遠く離れていても
誰も居ない部屋に戻って
灯りをつける
締め切って澱んだ空気を冷やすために
スイッチを入れる。
上着を脱ぎ、ネクタイを取り
ワイシャツを捨てて
ようやく自分を取り戻す
ここはぼくの世界。
郵便受けから持ってきた物の中に
手紙があると嬉しい。
あとでゆっくり読もうと、ベッドの上に置いて
夕食の支度に掛かる。
今夜は何を食べようか
もう中身がすっかり淋しくなった冷凍庫の
奥の方を探ってみるのも
楽しみなものだ。
これは何だろう。「いんげんのゆでたの」
今夜のおかずにはならない。
「かぼちゃのたいたん」 その字から
書いた人が偲ばれて、懐かしい。
手早く用意する
食卓の小道具の一つ一つにも
あなたの配慮を感じて
食べ物と一緒に味わう。
食後に憩うのは
あなたが薦めてくれた北欧の
心地よいあの椅子
さあ、手紙を読もう。
そうか、増築工事は始まったのか
とうとう草刈道具を買ったのか
あれやこれや、とりとめもない情報が楽しい。
一度、電話しようか。
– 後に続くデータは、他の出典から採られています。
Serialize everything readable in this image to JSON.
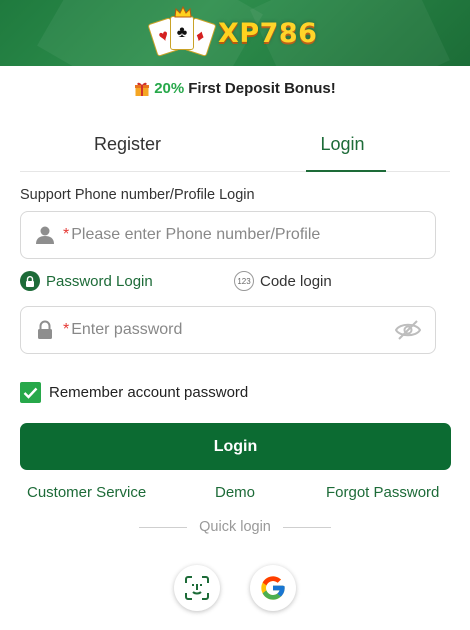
{
  "header": {
    "logo_text": "XP786",
    "card_suits": [
      "♥",
      "♣",
      "♦"
    ]
  },
  "bonus": {
    "percent": "20%",
    "text": "First Deposit Bonus!"
  },
  "tabs": [
    {
      "label": "Register",
      "active": false
    },
    {
      "label": "Login",
      "active": true
    }
  ],
  "form": {
    "support_label": "Support Phone number/Profile Login",
    "phone_placeholder": "Please enter Phone number/Profile",
    "password_placeholder": "Enter password",
    "required_mark": "*",
    "password_login_label": "Password Login",
    "code_login_label": "Code login",
    "code_icon_text": "123",
    "remember_label": "Remember account password",
    "remember_checked": true,
    "login_button": "Login"
  },
  "links": {
    "customer_service": "Customer Service",
    "demo": "Demo",
    "forgot_password": "Forgot Password"
  },
  "quick_login": {
    "label": "Quick login",
    "methods": [
      "face-id-icon",
      "google-icon"
    ]
  },
  "colors": {
    "brand_green": "#1d6b38",
    "button_green": "#0c6b32",
    "accent_green": "#27a84a",
    "logo_yellow": "#ffd21f",
    "required_red": "#e53935"
  }
}
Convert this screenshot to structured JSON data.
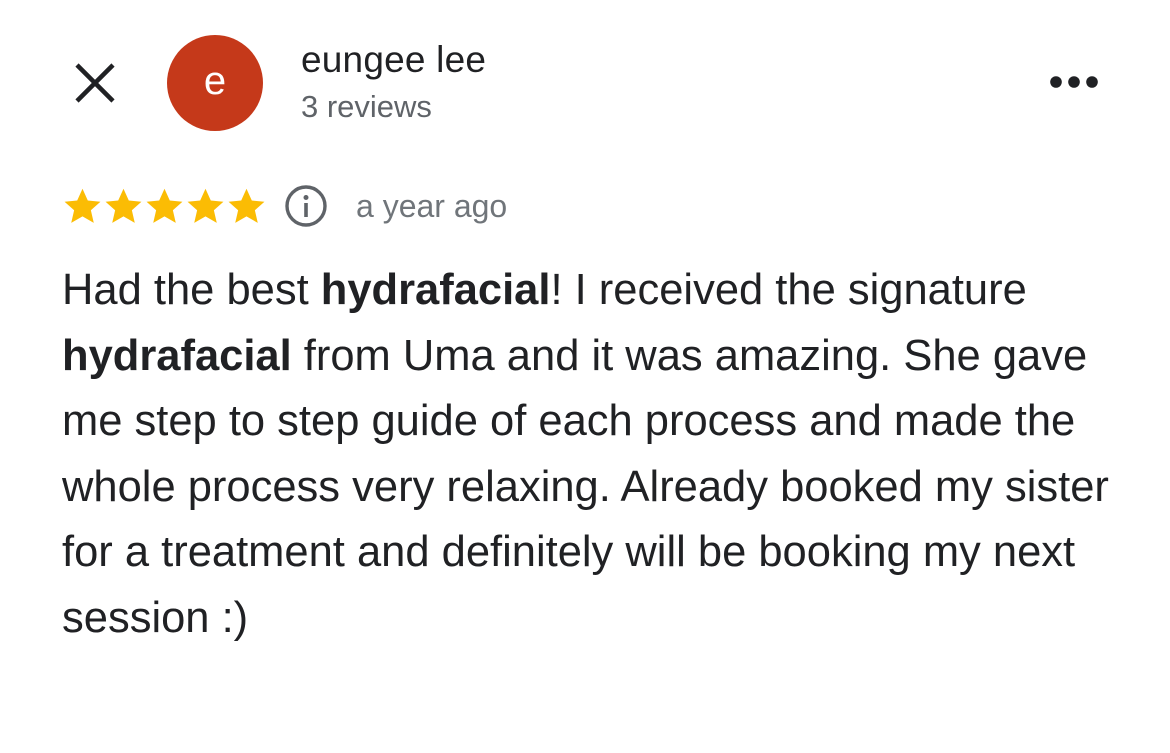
{
  "header": {
    "close_icon": "close-icon",
    "avatar_letter": "e",
    "avatar_color": "#c5391a",
    "reviewer_name": "eungee lee",
    "review_count": "3 reviews",
    "more_icon": "more-horizontal-icon"
  },
  "review": {
    "rating": 5,
    "max_rating": 5,
    "star_color": "#fbbc04",
    "info_icon": "info-icon",
    "time_ago": "a year ago",
    "segments": [
      {
        "text": "Had the best ",
        "bold": false
      },
      {
        "text": "hydrafacial",
        "bold": true
      },
      {
        "text": "! I received the signature ",
        "bold": false
      },
      {
        "text": "hydrafacial",
        "bold": true
      },
      {
        "text": " from Uma and it was amazing. She gave me step to step guide of each process and made the whole process very relaxing. Already booked my sister for a treatment and definitely will be booking my next session :)",
        "bold": false
      }
    ]
  }
}
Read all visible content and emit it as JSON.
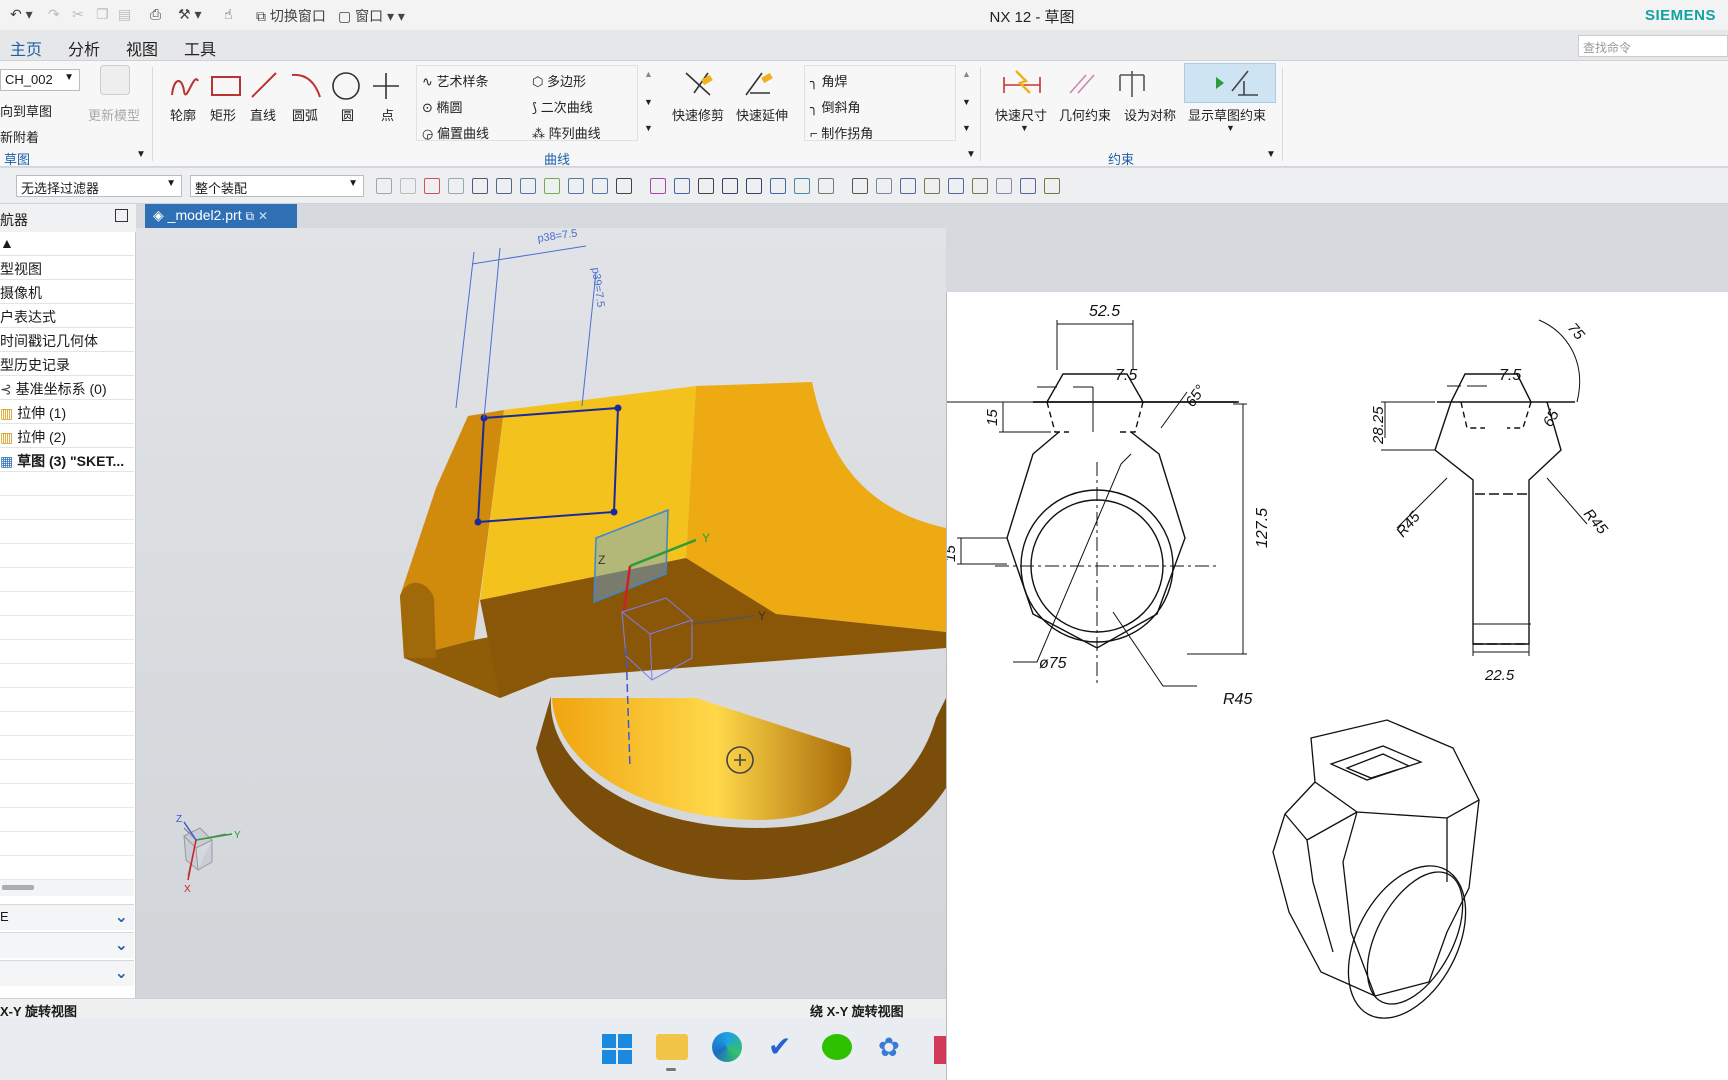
{
  "window": {
    "title": "NX 12 - 草图",
    "brand": "SIEMENS",
    "switch_window": "切换窗口",
    "window_menu": "窗口"
  },
  "menu": {
    "tabs": [
      "主页",
      "分析",
      "视图",
      "工具"
    ],
    "search_placeholder": "查找命令"
  },
  "ribbon": {
    "sketch_group": {
      "combo_value": "CH_002",
      "item1": "向到草图",
      "item2": "新附着",
      "update_model": "更新模型",
      "label": "草图"
    },
    "curve_tools": [
      "轮廓",
      "矩形",
      "直线",
      "圆弧",
      "圆",
      "点"
    ],
    "curve_col1": [
      "艺术样条",
      "椭圆",
      "偏置曲线"
    ],
    "curve_col2": [
      "多边形",
      "二次曲线",
      "阵列曲线"
    ],
    "curve_edit": [
      "快速修剪",
      "快速延伸"
    ],
    "curve_col3": [
      "角焊",
      "倒斜角",
      "制作拐角"
    ],
    "curve_label": "曲线",
    "constraint_tools": [
      "快速尺寸",
      "几何约束",
      "设为对称",
      "显示草图约束"
    ],
    "constraint_label": "约束"
  },
  "filterbar": {
    "filter": "无选择过滤器",
    "scope": "整个装配"
  },
  "navigator": {
    "title": "航器",
    "items": [
      "型视图",
      "摄像机",
      "户表达式",
      "时间戳记几何体",
      "型历史记录",
      "基准坐标系 (0)",
      "拉伸 (1)",
      "拉伸 (2)",
      "草图 (3) \"SKET..."
    ],
    "panels": [
      "E",
      "",
      ""
    ]
  },
  "document": {
    "tab": "_model2.prt"
  },
  "viewport": {
    "dim_h": "p38=7.5",
    "dim_v": "p39=7.5",
    "axis_y": "Y",
    "axis_z": "Z",
    "triad": {
      "x": "X",
      "y": "Y",
      "z": "Z"
    }
  },
  "status": {
    "left": "X-Y 旋转视图",
    "right": "绕 X-Y 旋转视图"
  },
  "colors": {
    "accent": "#1c5fa8",
    "brand": "#0fa3a3",
    "part_gold": "#f0b21c",
    "part_dark": "#8a5a08"
  },
  "drawing": {
    "front_dims": [
      "52.5",
      "7.5",
      "15",
      "65°",
      "127.5",
      "15",
      "ø75",
      "R45"
    ],
    "side_dims": [
      "7.5",
      "75",
      "28.25",
      "65",
      "R45",
      "R45",
      "22.5"
    ]
  }
}
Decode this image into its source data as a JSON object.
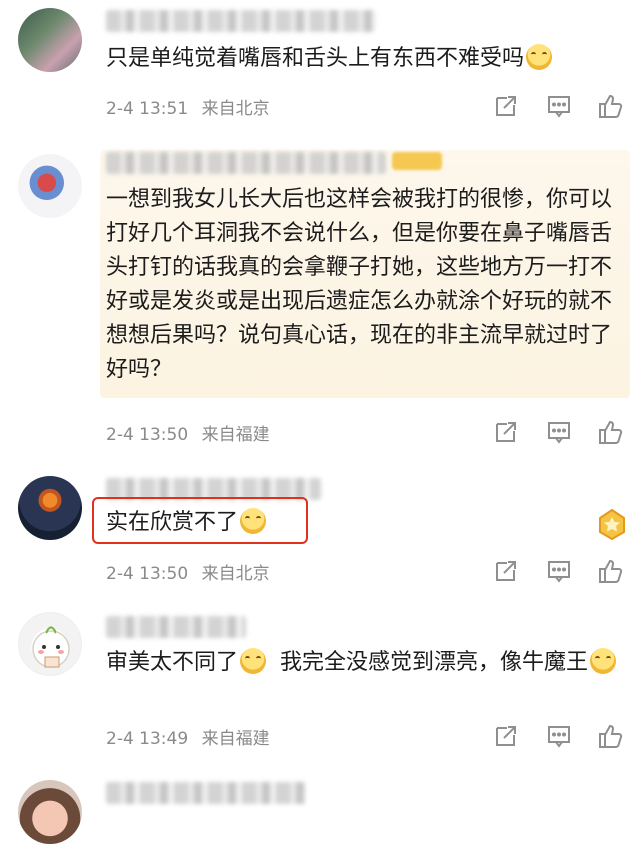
{
  "comments": [
    {
      "text": "只是单纯觉着嘴唇和舌头上有东西不难受吗",
      "has_emoji": true,
      "time": "2-4 13:51",
      "location": "来自北京"
    },
    {
      "text": "一想到我女儿长大后也这样会被我打的很惨，你可以打好几个耳洞我不会说什么，但是你要在鼻子嘴唇舌头打钉的话我真的会拿鞭子打她，这些地方万一打不好或是发炎或是出现后遗症怎么办就涂个好玩的就不想想后果吗？说句真心话，现在的非主流早就过时了好吗？",
      "has_emoji": false,
      "time": "2-4 13:50",
      "location": "来自福建"
    },
    {
      "text": "实在欣赏不了",
      "has_emoji": true,
      "time": "2-4 13:50",
      "location": "来自北京"
    },
    {
      "text_a": "审美太不同了",
      "text_b": "我完全没感觉到漂亮，像牛魔王",
      "time": "2-4 13:49",
      "location": "来自福建"
    }
  ],
  "icons": {
    "share": "share-icon",
    "comment": "comment-icon",
    "like": "like-icon"
  },
  "colors": {
    "highlight": "#e0301e",
    "meta_text": "#8a8a8a",
    "quote_bg": "#fdf7ec"
  }
}
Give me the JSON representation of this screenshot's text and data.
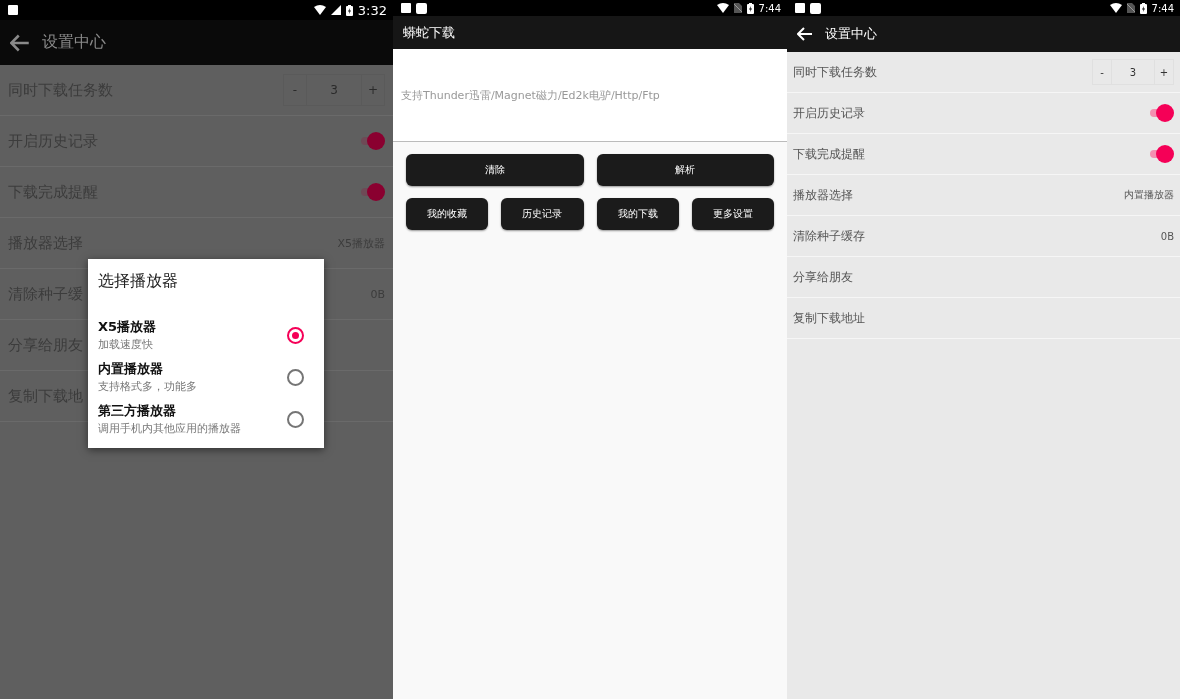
{
  "screens": [
    {
      "kind": "settings",
      "status_bar": {
        "time": "3:32"
      },
      "title": "设置中心",
      "rows": [
        {
          "kind": "stepper",
          "label": "同时下载任务数",
          "minus": "-",
          "value": "3",
          "plus": "+"
        },
        {
          "kind": "switch",
          "label": "开启历史记录",
          "on": true
        },
        {
          "kind": "switch",
          "label": "下载完成提醒",
          "on": true
        },
        {
          "kind": "value",
          "label": "播放器选择",
          "value": "X5播放器"
        },
        {
          "kind": "value",
          "label": "清除种子缓",
          "value": "0B"
        },
        {
          "kind": "plain",
          "label": "分享给朋友"
        },
        {
          "kind": "plain",
          "label": "复制下载地"
        }
      ],
      "dialog": {
        "title": "选择播放器",
        "options": [
          {
            "name": "X5播放器",
            "description": "加载速度快",
            "selected": true
          },
          {
            "name": "内置播放器",
            "description": "支持格式多，功能多",
            "selected": false
          },
          {
            "name": "第三方播放器",
            "description": "调用手机内其他应用的播放器",
            "selected": false
          }
        ]
      }
    },
    {
      "kind": "home",
      "status_bar": {
        "time": "7:44"
      },
      "title": "蟒蛇下载",
      "link_field": {
        "placeholder": "支持Thunder迅雷/Magnet磁力/Ed2k电驴/Http/Ftp"
      },
      "button_rows": [
        [
          "清除",
          "解析"
        ],
        [
          "我的收藏",
          "历史记录",
          "我的下载",
          "更多设置"
        ]
      ]
    },
    {
      "kind": "settings",
      "status_bar": {
        "time": "7:44"
      },
      "title": "设置中心",
      "rows": [
        {
          "kind": "stepper",
          "label": "同时下载任务数",
          "minus": "-",
          "value": "3",
          "plus": "+"
        },
        {
          "kind": "switch",
          "label": "开启历史记录",
          "on": true
        },
        {
          "kind": "switch",
          "label": "下载完成提醒",
          "on": true
        },
        {
          "kind": "value",
          "label": "播放器选择",
          "value": "内置播放器"
        },
        {
          "kind": "value",
          "label": "清除种子缓存",
          "value": "0B"
        },
        {
          "kind": "plain",
          "label": "分享给朋友"
        },
        {
          "kind": "plain",
          "label": "复制下载地址"
        }
      ]
    }
  ]
}
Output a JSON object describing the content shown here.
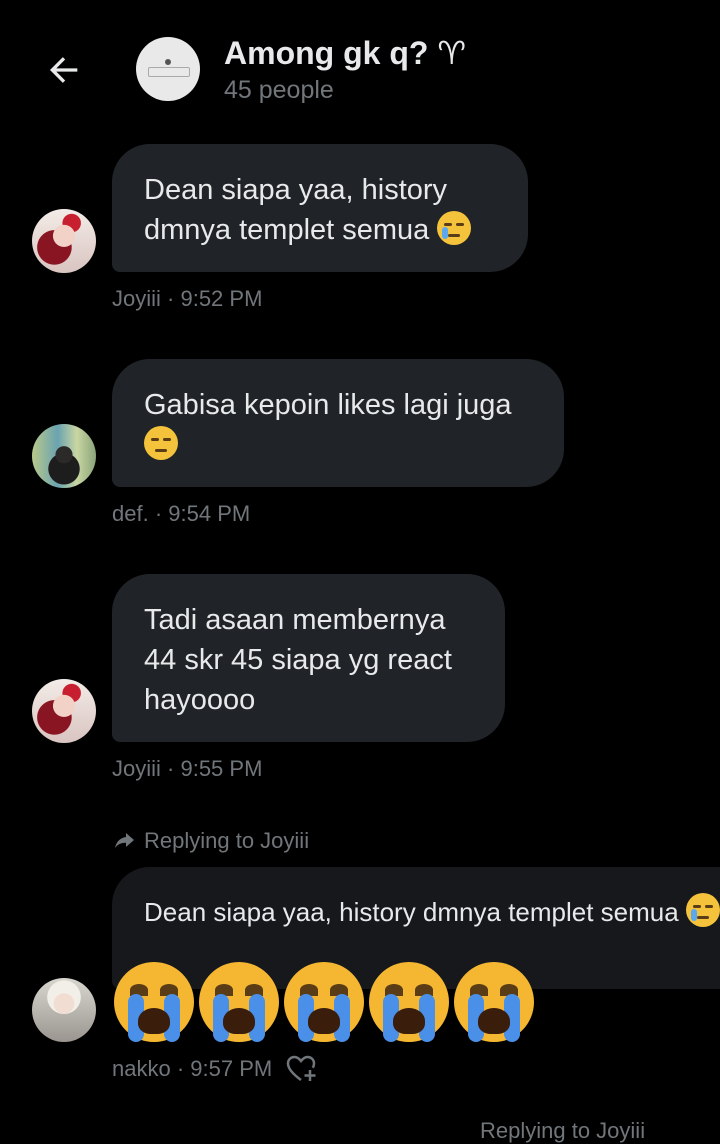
{
  "header": {
    "title": "Among gk q? ♈",
    "subtitle": "45 people"
  },
  "messages": [
    {
      "text_line1": "Dean siapa yaa, history",
      "text_line2": "dmnya templet semua",
      "sender": "Joyiii",
      "time": "9:52 PM"
    },
    {
      "text_line1": "Gabisa kepoin likes lagi juga",
      "sender": "def.",
      "time": "9:54 PM"
    },
    {
      "text_line1": "Tadi asaan membernya",
      "text_line2": "44 skr 45 siapa yg react",
      "text_line3": "hayoooo",
      "sender": "Joyiii",
      "time": "9:55 PM"
    }
  ],
  "reply": {
    "context": "Replying to Joyiii",
    "quoted_text": "Dean siapa yaa, history dmnya templet semua",
    "sender": "nakko",
    "time": "9:57 PM",
    "emoji_count": 5
  },
  "bottom_reply": "Replying to Joyiii",
  "meta_separator": " · ",
  "icons": {
    "back": "arrow-left-icon",
    "reply_arrow": "reply-arrow-icon",
    "add_reaction": "heart-plus-icon"
  },
  "colors": {
    "background": "#000000",
    "bubble": "#202327",
    "text": "#e7e9ea",
    "muted": "#71767b"
  }
}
それともFAXか。
とかなんとか、言っているうちに
あなたの長年の悲願だった部屋は形を整え、
北海道旅行も神戸の旅も京都の婚礼も終わり
六浦の教室は軌道に乗りつつある。
いつものことながら
あなたのすることに挫折は無く
計画は一点の齟齬も無く進行している。
何のかのと言ってはいても、着々と進めている
いろいろなことが思いもかけず
一時に発生して、どうなることかと
気を揉ませたが
慌しい日々のうちに、何もかも成ってゆく。
横浜は遥かに遠く
大阪の明け暮れは一人ぼっちでも
食べ物に 着るものに 身の回りのあれこれに
あなたがいる。
一人暮らしの中にあなたを感じている
遠く離れていても、強く感じている。